Погодин вынужден был согласиться на приглашение «молодой редакции». Издатель журнала оставлял себе всю финансовую сторону, включая и гонорары. Скупость Погодина была из ряда вон выходящей; он платил Григорьеву и Эдельсону по 15 рублей серебром за печатный лист (16 страниц «Москвитянина»), в то время как критики в «Отечественных записках» и «Современнике» получали по пятьдесят. В этой области постоянно возникали конфликты: Погодин старался и при мизерной расценке платить как можно меньше, например, округляя суммы с изъятием копеек при итоге; молодежь терпела, но иногда взрывалась; Погодин записал в дневнике 15 июля 1854 года: «Пренеприятные счеты с Эдельсоном, который хуже всякого немецкого аптекаря. Что за подлецы». Убежден, что Эдельсон подобное думал о шефе. Из Погодина никак нельзя было выко­лотить изрядные суммы денег для привлечения в «Москвитянин» хороших писателей. Он даже, казалось бы, своему Островскому не захотел заплатить приличного гонорара за пьесу «Бедность не порок», и автор издал ее тогда отдельной книгой. Но редактор распоряжался не только финансами. Он оставался руководителем общественно-политической позиции журнала, возглавлял отдел истории; никак не хотел отдавать молодым отдел беллетристики, то есть художественной литературы, и часто публиковал там, наряду с произведениями «молодой редакции», сочинения разных старомодных писателей вроде М.А. Дмитриева или А.С. Стурдзы.

И все-таки молодые оттяпали у шефа очень ценные отделы, которые, собственно, и составляли лицо обновленного «Москвитянина»: критику, библиографию, научные статьи по эстетике и литературоведению, художественные переводы зарубежных писателей, важный отдел «Смесь» с обзорами, заметками, фельетонами; влияли на формирование и центрального отдела – беллетристики.

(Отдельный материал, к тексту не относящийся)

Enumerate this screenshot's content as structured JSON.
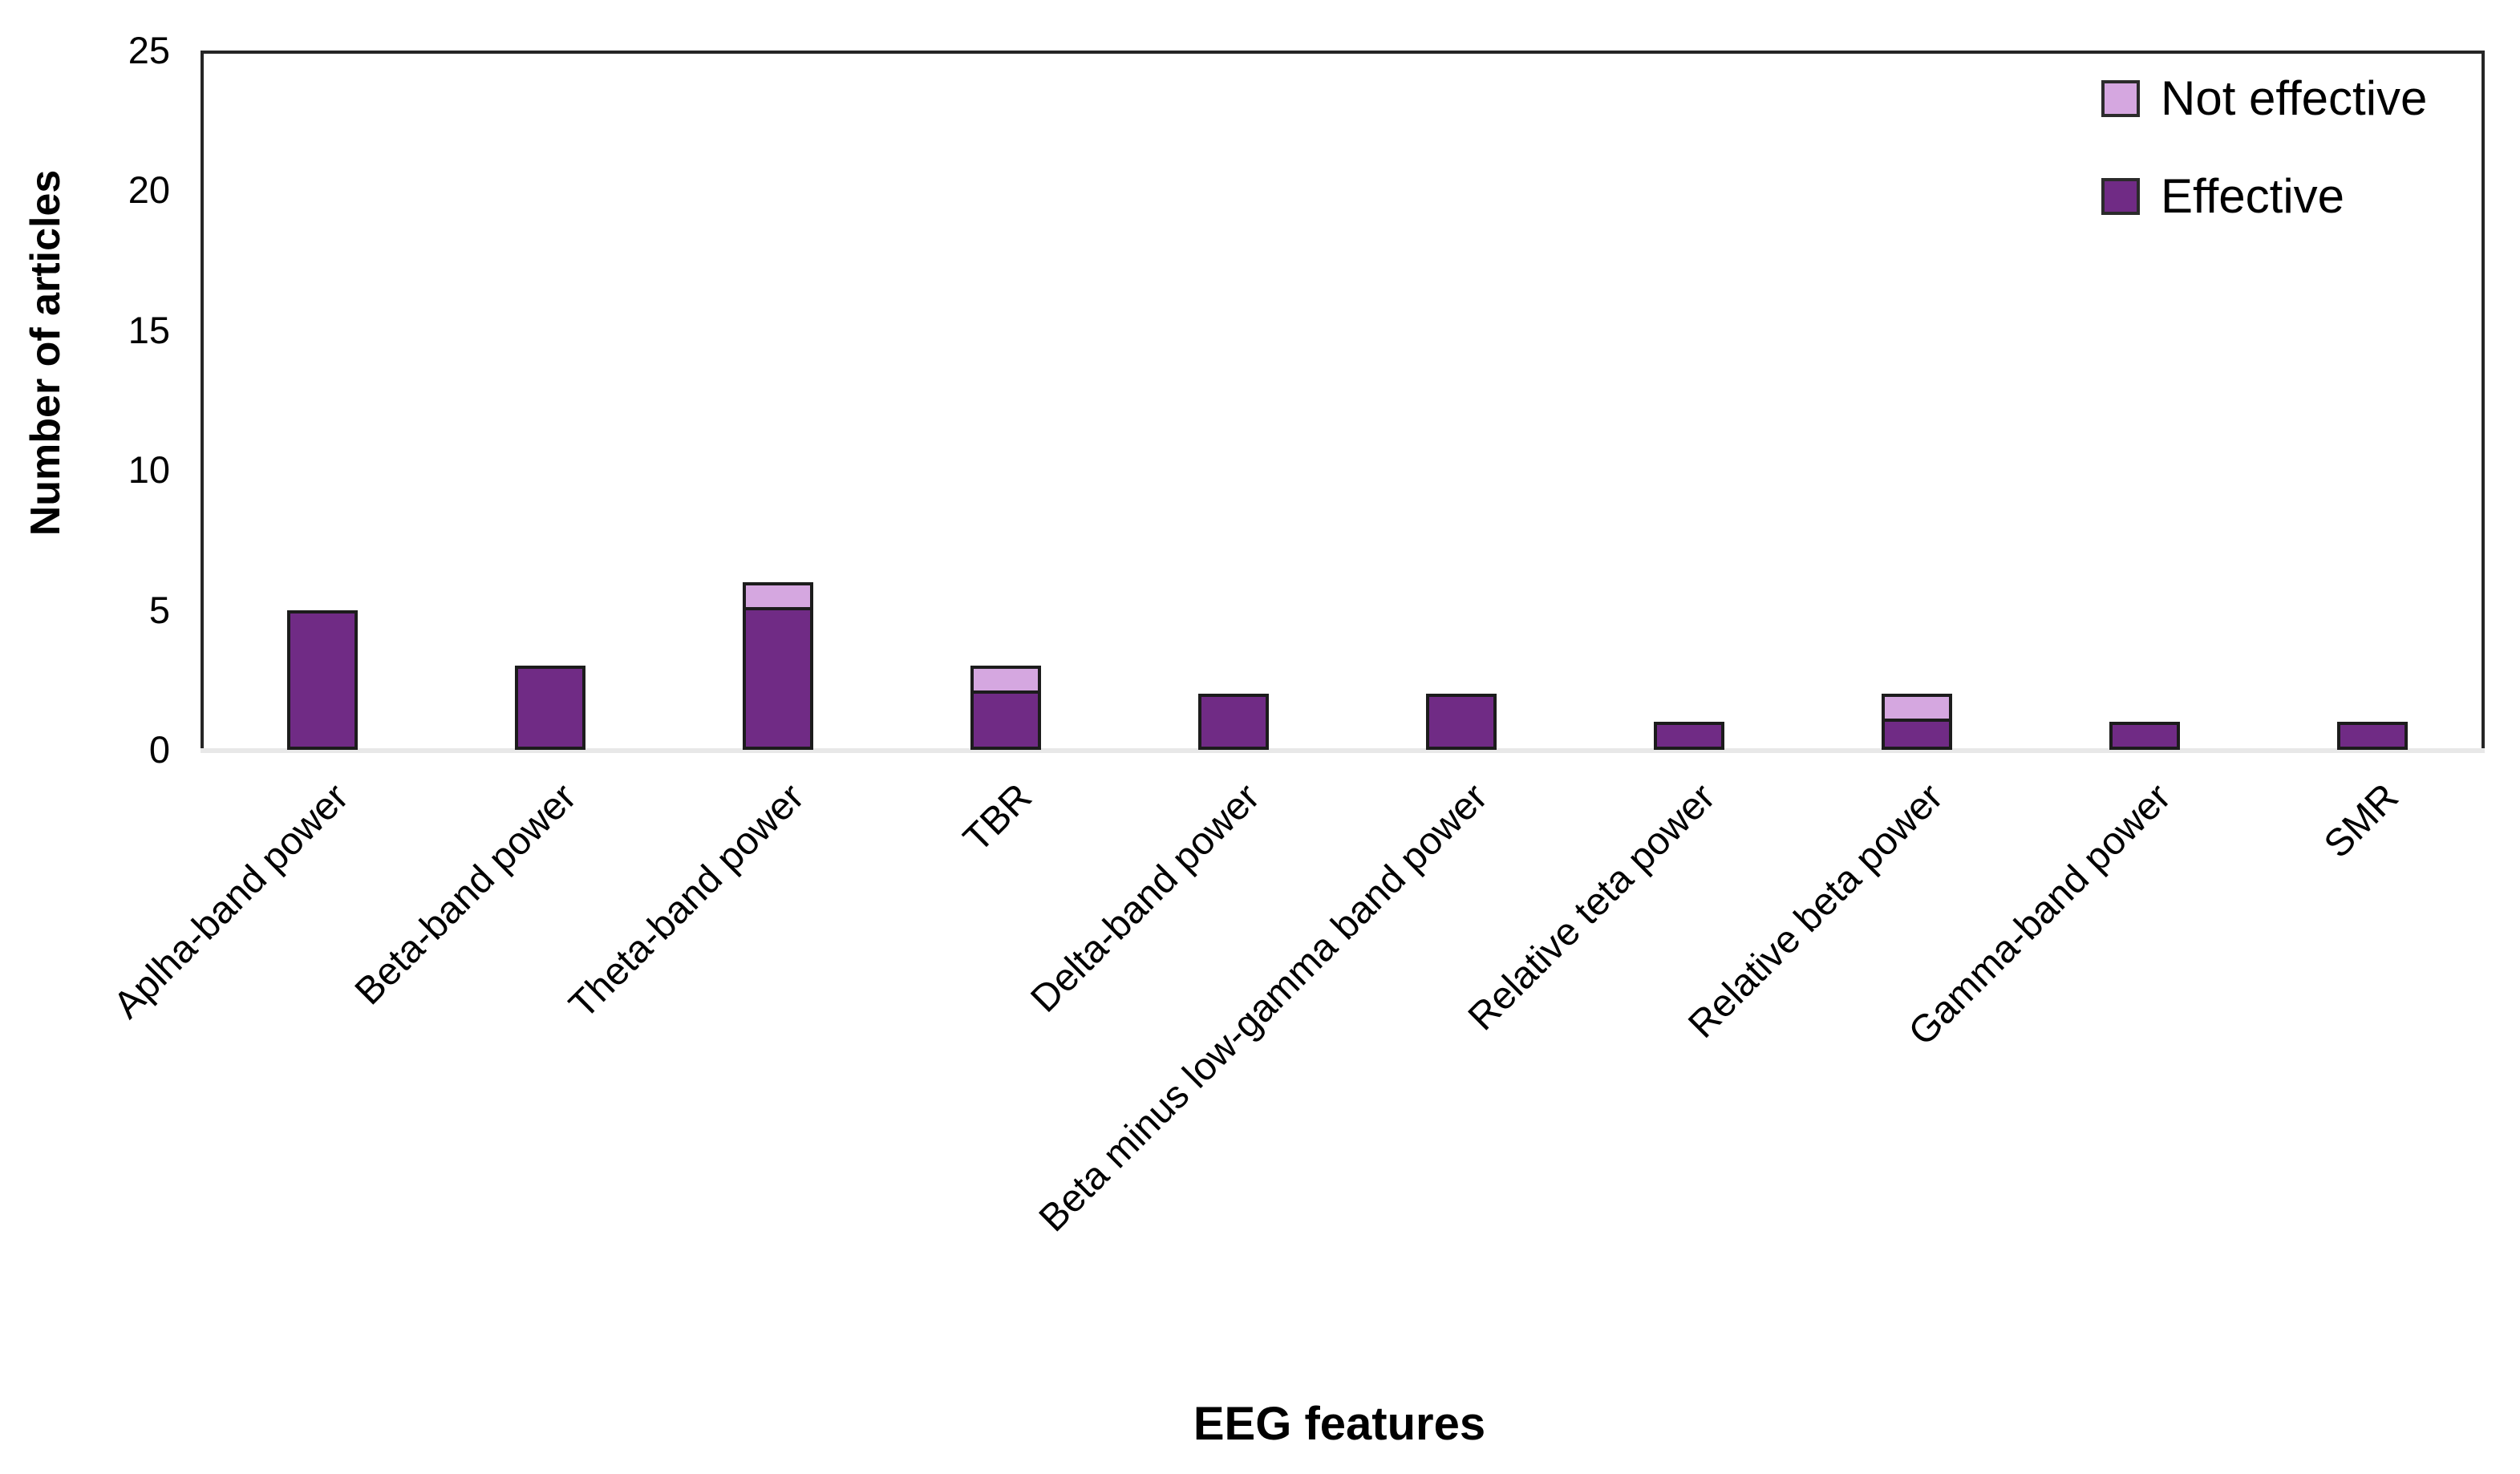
{
  "chart_data": {
    "type": "bar",
    "stacked": true,
    "title": "",
    "xlabel": "EEG features",
    "ylabel": "Number of articles",
    "ylim": [
      0,
      25
    ],
    "yticks": [
      0,
      5,
      10,
      15,
      20,
      25
    ],
    "grid": false,
    "legend_position": "top-right",
    "legend_order": [
      "Not effective",
      "Effective"
    ],
    "categories": [
      "Aplha-band power",
      "Beta-band power",
      "Theta-band power",
      "TBR",
      "Delta-band power",
      "Beta minus low-gamma band power",
      "Relative teta power",
      "Relative beta power",
      "Gamma-band power",
      "SMR"
    ],
    "series": [
      {
        "name": "Effective",
        "color": "#702b85",
        "values": [
          5,
          3,
          5,
          2,
          2,
          2,
          1,
          1,
          1,
          1
        ]
      },
      {
        "name": "Not effective",
        "color": "#d5a7e0",
        "values": [
          0,
          0,
          1,
          1,
          0,
          0,
          0,
          1,
          0,
          0
        ]
      }
    ],
    "colors": {
      "effective": "#702b85",
      "not_effective": "#d5a7e0",
      "bar_border": "#1c1c1c",
      "axis_dark": "#262626",
      "axis_light": "#e8e8e8"
    }
  }
}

Первые месяцы функционирования «молодой редакции», то есть почти весь 1850 год во главе ее стоял Островский. Он больше выступал как символ, как объединяющая друзей фигура, чем как реально редактор, как руководитель отделов или как творческая личность. Помимо публикации «Банкрута» он поместил в «Москвитянине» две-три критических статьи (достоверно известны две — о повестях Е. Тур «Ошибка» и А.Ф. Писемского «Тюфяк»). В этих статьях Островский выражал типичные для «молодой редакции» антизападнические идеи: в иностранных литературах, дескать, на первый план выдвигается личность, эгоизм личности, да и в отечественной литературе «натуральная школа» обращает внимание главным образом на личные начала, в том числе и на личные отношения авторов к изображаемому, с выделением личных «привычек и капризов» авторов (намек на «Капризы и раздумья» А.И. Герцена). Всему этому противопоставляются иные принципы: «Отличительная черта русского народа отвращение от всего резко определившегося, от всего социального, личного, эгоистически отторгшегося от общечеловеческого, кладет и на художество особенный характер: назовем его характером обличительным. Чем произведение изящнее, чем оно народнее, тем больше в нем этого обличительного элемента».

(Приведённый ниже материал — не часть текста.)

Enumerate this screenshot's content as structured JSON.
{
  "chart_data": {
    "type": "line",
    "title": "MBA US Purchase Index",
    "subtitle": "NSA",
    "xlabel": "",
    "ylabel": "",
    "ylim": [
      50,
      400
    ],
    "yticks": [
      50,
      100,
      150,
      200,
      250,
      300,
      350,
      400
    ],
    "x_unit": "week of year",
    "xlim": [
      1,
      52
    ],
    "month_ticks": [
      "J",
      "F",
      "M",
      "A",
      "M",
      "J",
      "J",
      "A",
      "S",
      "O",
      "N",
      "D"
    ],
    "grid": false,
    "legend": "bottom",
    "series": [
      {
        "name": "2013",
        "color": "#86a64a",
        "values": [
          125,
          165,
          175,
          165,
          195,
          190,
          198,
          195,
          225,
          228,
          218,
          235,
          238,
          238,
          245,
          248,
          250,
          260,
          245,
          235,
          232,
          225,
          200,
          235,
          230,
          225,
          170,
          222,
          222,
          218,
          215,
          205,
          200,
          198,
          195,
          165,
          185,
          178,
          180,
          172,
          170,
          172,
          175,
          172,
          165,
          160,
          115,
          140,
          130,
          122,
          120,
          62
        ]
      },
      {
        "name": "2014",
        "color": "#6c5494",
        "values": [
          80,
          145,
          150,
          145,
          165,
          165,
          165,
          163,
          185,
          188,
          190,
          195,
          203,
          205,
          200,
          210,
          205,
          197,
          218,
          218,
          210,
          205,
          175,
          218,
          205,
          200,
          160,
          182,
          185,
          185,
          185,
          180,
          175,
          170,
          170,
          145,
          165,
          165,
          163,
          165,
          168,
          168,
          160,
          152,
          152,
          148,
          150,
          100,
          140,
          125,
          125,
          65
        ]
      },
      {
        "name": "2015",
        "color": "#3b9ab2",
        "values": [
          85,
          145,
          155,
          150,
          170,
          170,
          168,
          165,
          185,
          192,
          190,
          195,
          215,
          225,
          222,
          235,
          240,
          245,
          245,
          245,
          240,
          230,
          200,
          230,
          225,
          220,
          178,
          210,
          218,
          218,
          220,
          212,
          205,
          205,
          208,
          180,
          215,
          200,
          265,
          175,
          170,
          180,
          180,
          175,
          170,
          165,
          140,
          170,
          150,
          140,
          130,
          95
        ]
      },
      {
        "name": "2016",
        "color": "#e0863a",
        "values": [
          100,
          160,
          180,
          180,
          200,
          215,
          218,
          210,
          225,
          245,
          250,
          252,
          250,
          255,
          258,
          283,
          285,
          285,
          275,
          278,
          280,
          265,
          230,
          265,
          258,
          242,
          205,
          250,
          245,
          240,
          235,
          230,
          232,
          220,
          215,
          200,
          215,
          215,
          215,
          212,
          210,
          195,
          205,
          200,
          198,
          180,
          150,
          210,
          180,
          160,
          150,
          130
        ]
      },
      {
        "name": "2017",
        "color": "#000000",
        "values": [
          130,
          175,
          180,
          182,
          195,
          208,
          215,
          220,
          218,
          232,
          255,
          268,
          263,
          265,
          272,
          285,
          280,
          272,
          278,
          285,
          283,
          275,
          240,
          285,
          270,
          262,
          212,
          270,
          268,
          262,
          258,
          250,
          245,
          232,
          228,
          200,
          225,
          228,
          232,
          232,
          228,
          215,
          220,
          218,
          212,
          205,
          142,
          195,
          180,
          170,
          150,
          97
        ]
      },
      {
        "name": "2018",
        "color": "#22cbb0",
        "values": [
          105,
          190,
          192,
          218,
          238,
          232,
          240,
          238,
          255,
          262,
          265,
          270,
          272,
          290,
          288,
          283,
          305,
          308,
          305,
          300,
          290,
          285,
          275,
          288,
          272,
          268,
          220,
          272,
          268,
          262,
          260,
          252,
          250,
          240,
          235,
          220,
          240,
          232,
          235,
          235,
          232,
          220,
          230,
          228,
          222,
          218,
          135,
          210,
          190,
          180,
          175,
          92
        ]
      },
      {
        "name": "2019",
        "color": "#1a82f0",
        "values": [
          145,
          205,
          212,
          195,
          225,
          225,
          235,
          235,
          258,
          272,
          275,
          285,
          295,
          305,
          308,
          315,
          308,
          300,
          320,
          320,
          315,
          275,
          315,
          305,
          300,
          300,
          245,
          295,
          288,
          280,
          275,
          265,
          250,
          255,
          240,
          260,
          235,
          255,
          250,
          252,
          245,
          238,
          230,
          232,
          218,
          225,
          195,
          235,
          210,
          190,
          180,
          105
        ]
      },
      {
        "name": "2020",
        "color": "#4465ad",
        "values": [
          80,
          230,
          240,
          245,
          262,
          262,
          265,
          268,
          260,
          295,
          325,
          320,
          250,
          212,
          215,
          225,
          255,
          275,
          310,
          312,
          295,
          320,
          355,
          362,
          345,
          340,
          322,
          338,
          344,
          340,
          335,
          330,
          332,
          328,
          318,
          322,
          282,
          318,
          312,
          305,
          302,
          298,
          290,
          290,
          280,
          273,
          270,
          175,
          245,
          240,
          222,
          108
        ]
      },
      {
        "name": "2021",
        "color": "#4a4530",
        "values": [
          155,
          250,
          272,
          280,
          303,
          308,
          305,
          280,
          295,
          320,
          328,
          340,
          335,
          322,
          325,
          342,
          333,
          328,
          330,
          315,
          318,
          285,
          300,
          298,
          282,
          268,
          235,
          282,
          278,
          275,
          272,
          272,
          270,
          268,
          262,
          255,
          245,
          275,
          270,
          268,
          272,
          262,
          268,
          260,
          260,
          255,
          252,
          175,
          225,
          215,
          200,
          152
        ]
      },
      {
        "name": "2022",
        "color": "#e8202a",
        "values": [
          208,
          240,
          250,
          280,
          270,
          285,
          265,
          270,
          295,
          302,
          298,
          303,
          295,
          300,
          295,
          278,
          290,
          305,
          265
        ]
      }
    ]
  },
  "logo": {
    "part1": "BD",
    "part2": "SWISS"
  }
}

«Общечеловеческое» здесь выступает явным символом общехристианских нравственных идеалов, а лично-эгоистическое должно судиться и обличаться в свете высоких общечеловеческих идеалов. Островский из деликатности молчит относительно своего творчества, но он явно «Банкрута» относил к таким произведениям, где корысть, эгоизм обличаются от имени «общечеловеческой» этики.

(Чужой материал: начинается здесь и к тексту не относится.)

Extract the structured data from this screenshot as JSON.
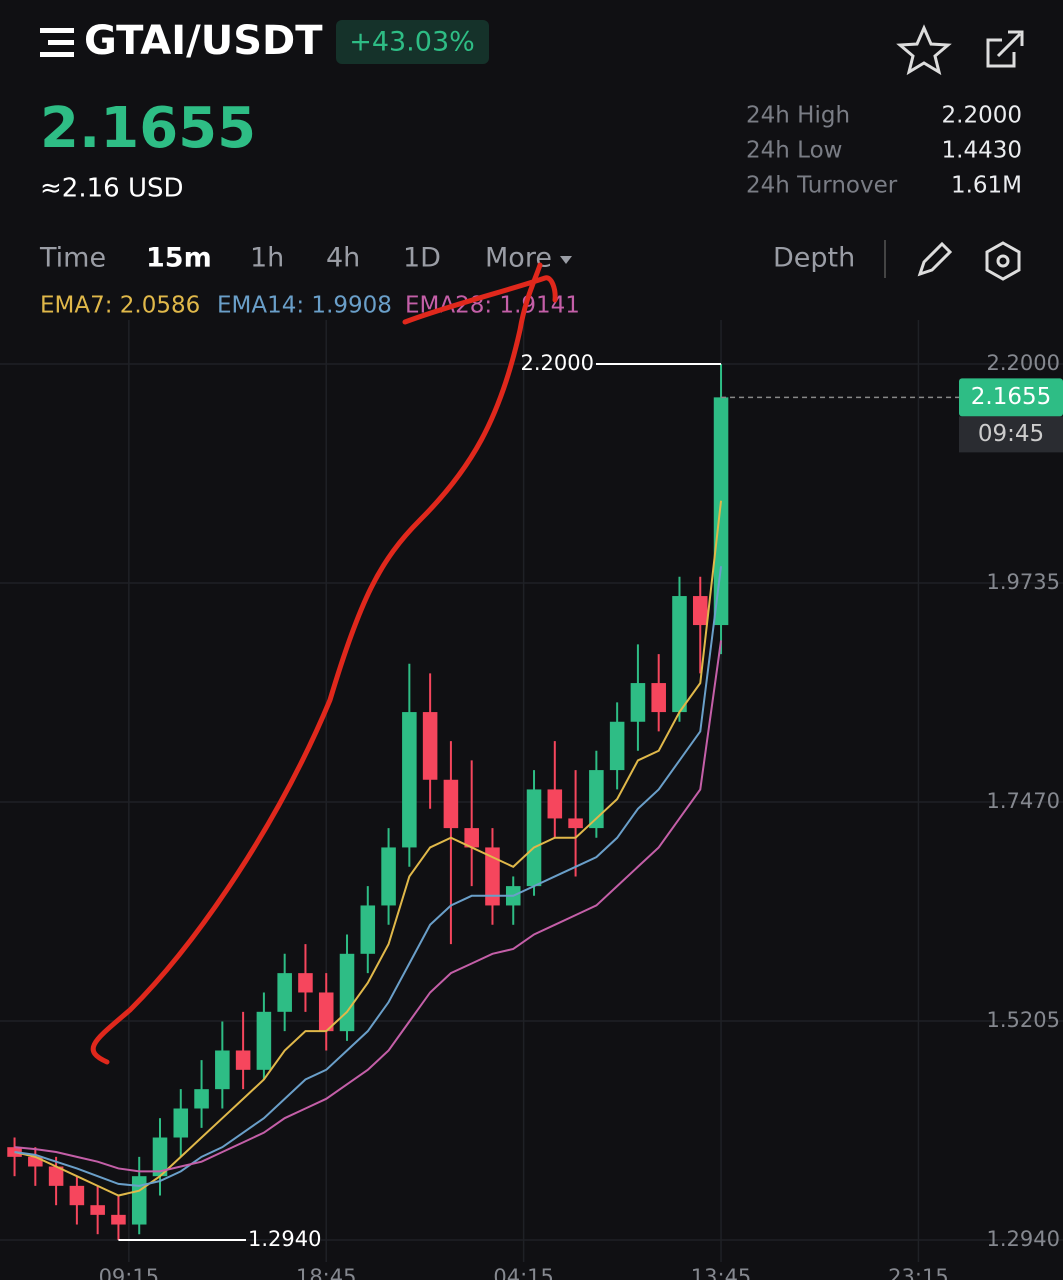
{
  "header": {
    "pair": "GTAI/USDT",
    "change": "+43.03%",
    "price": "2.1655",
    "usd_price": "≈2.16 USD",
    "stats": [
      {
        "label": "24h High",
        "value": "2.2000"
      },
      {
        "label": "24h Low",
        "value": "1.4430"
      },
      {
        "label": "24h Turnover",
        "value": "1.61M"
      }
    ]
  },
  "tabs": [
    "Time",
    "15m",
    "1h",
    "4h",
    "1D",
    "More",
    "Depth"
  ],
  "indicators": [
    "EMA7: 2.0586",
    "EMA14: 1.9908",
    "EMA28: 1.9141"
  ],
  "chart_data": {
    "type": "candlestick",
    "up_color": "#2ebd85",
    "down_color": "#f6465d",
    "grid": true,
    "x": [
      -5.5,
      -4.5,
      -3.5,
      -2.5,
      -1.5,
      -0.5,
      0.5,
      1.5,
      2.5,
      3.5,
      4.5,
      5.5,
      6.5,
      7.5,
      8.5,
      9.5,
      10.5,
      11.5,
      12.5,
      13.5,
      14.5,
      15.5,
      16.5,
      17.5,
      18.5,
      19.5,
      20.5,
      21.5,
      22.5,
      23.5,
      24.5,
      25.5,
      26.5,
      27.5,
      28.5
    ],
    "open": [
      1.39,
      1.38,
      1.37,
      1.35,
      1.33,
      1.32,
      1.31,
      1.36,
      1.4,
      1.43,
      1.45,
      1.49,
      1.47,
      1.53,
      1.57,
      1.55,
      1.51,
      1.59,
      1.64,
      1.7,
      1.84,
      1.77,
      1.72,
      1.7,
      1.64,
      1.66,
      1.76,
      1.73,
      1.72,
      1.78,
      1.83,
      1.87,
      1.84,
      1.96,
      1.93
    ],
    "high": [
      1.4,
      1.39,
      1.38,
      1.36,
      1.35,
      1.34,
      1.38,
      1.42,
      1.45,
      1.48,
      1.52,
      1.53,
      1.55,
      1.59,
      1.6,
      1.57,
      1.61,
      1.66,
      1.72,
      1.89,
      1.88,
      1.81,
      1.79,
      1.72,
      1.67,
      1.78,
      1.81,
      1.78,
      1.8,
      1.85,
      1.91,
      1.9,
      1.98,
      1.98,
      2.2
    ],
    "low": [
      1.36,
      1.35,
      1.33,
      1.31,
      1.3,
      1.294,
      1.3,
      1.34,
      1.38,
      1.41,
      1.43,
      1.45,
      1.46,
      1.51,
      1.53,
      1.49,
      1.5,
      1.57,
      1.62,
      1.68,
      1.74,
      1.6,
      1.66,
      1.62,
      1.62,
      1.65,
      1.71,
      1.67,
      1.71,
      1.76,
      1.8,
      1.82,
      1.83,
      1.88,
      1.9
    ],
    "close": [
      1.38,
      1.37,
      1.35,
      1.33,
      1.32,
      1.31,
      1.36,
      1.4,
      1.43,
      1.45,
      1.49,
      1.47,
      1.53,
      1.57,
      1.55,
      1.51,
      1.59,
      1.64,
      1.7,
      1.84,
      1.77,
      1.72,
      1.7,
      1.64,
      1.66,
      1.76,
      1.73,
      1.72,
      1.78,
      1.83,
      1.87,
      1.84,
      1.96,
      1.93,
      2.1655
    ],
    "series": [
      {
        "name": "EMA7",
        "color": "#e0b84a",
        "values": [
          1.385,
          1.38,
          1.37,
          1.36,
          1.35,
          1.34,
          1.345,
          1.36,
          1.38,
          1.4,
          1.42,
          1.44,
          1.46,
          1.49,
          1.51,
          1.51,
          1.53,
          1.56,
          1.6,
          1.67,
          1.7,
          1.71,
          1.7,
          1.69,
          1.68,
          1.7,
          1.71,
          1.71,
          1.73,
          1.75,
          1.79,
          1.8,
          1.84,
          1.87,
          2.0586
        ]
      },
      {
        "name": "EMA14",
        "color": "#6a9fc9",
        "values": [
          1.385,
          1.382,
          1.375,
          1.368,
          1.36,
          1.352,
          1.35,
          1.355,
          1.365,
          1.38,
          1.39,
          1.405,
          1.42,
          1.44,
          1.46,
          1.47,
          1.49,
          1.51,
          1.54,
          1.58,
          1.62,
          1.64,
          1.65,
          1.65,
          1.65,
          1.66,
          1.67,
          1.68,
          1.69,
          1.71,
          1.74,
          1.76,
          1.79,
          1.82,
          1.9908
        ]
      },
      {
        "name": "EMA28",
        "color": "#c45fa8",
        "values": [
          1.39,
          1.388,
          1.385,
          1.38,
          1.375,
          1.368,
          1.365,
          1.365,
          1.37,
          1.375,
          1.385,
          1.395,
          1.405,
          1.42,
          1.43,
          1.44,
          1.455,
          1.47,
          1.49,
          1.52,
          1.55,
          1.57,
          1.58,
          1.59,
          1.595,
          1.61,
          1.62,
          1.63,
          1.64,
          1.66,
          1.68,
          1.7,
          1.73,
          1.76,
          1.9141
        ]
      }
    ],
    "xlim": [
      -6.2,
      40
    ],
    "ylim": [
      1.294,
      2.2
    ],
    "xticks": [
      {
        "value": 0,
        "label": "09:15"
      },
      {
        "value": 9.5,
        "label": "18:45"
      },
      {
        "value": 19,
        "label": "04:15"
      },
      {
        "value": 28.5,
        "label": "13:45"
      },
      {
        "value": 38,
        "label": "23:15"
      }
    ],
    "yticks": [
      {
        "value": 2.2,
        "label": "2.2000"
      },
      {
        "value": 1.9735,
        "label": "1.9735"
      },
      {
        "value": 1.747,
        "label": "1.7470"
      },
      {
        "value": 1.5205,
        "label": "1.5205"
      },
      {
        "value": 1.294,
        "label": "1.2940"
      }
    ],
    "high_marker": {
      "value": 2.2,
      "label": "2.2000"
    },
    "low_marker": {
      "value": 1.294,
      "label": "1.2940"
    },
    "last_price": {
      "value": 2.1655,
      "label": "2.1655"
    },
    "countdown": "09:45"
  }
}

Наверное, характеру Островского, как бы ни пользовались успехом его серьезные и оригинальные рецензии, была чужда деятельность литературного критика, тем более ему оказалась чужда роль руководителя и редактора — он все-таки был по натуре свободный художник, его больше интересовало собственное художественное творчество; да еще ему надоели частые конфликты с Погодиным. И как только в «молодую редакцию» вошел Ап. Григорьев, явно жаждущий «примировать», возглавлять группу, Островский стал отходить от руководства и передоверять свои функции Григорьеву.

Легенда о том, что Григорьев как бы вытеснил Островского, совершенно ложная, она ни на чем не основана. Сохранилось письмо Островского к Погодину (осень 1851 года), где он просит издателя об отставке от редакторства. А в «молодой редак­ции» драматург по-прежнему оставался идейно-художественным символом, его творчество периода «мрачного семилетия», от «Банкрута» до «Бедной невесты» и «Не в свои сани не садись», развивалось именно в русле идеалов «молодой редакции»; как сам Островский отметил в письме к Погодину от 30 сентября 1853 года, от обличения в первой пьесе он перешел далее к изображению прежде всего положительных начал народного быта.

А Григорьев вошел в «молодую редакцию» на закате 1850 года: первая его рецензия в обновленном «Москвитянине» появилась в № 17, то есть в первом сентябрьском номере (журнал при «молодой редакции» стал выходить два раза в месяц), а уже с начала 1851 года он выступает как один из самых плодовитых сотрудников. Видимо, с конца 1850 года он и стал негласным руководителем молодых, ибо явно по его инициативе с января 1851 года в «Москвитянине», подобно другим толстым журналам, стали публиковаться ежемесячные обозрения текущей периодики, которые составляли, кроме него, главные участники «молодой редакции».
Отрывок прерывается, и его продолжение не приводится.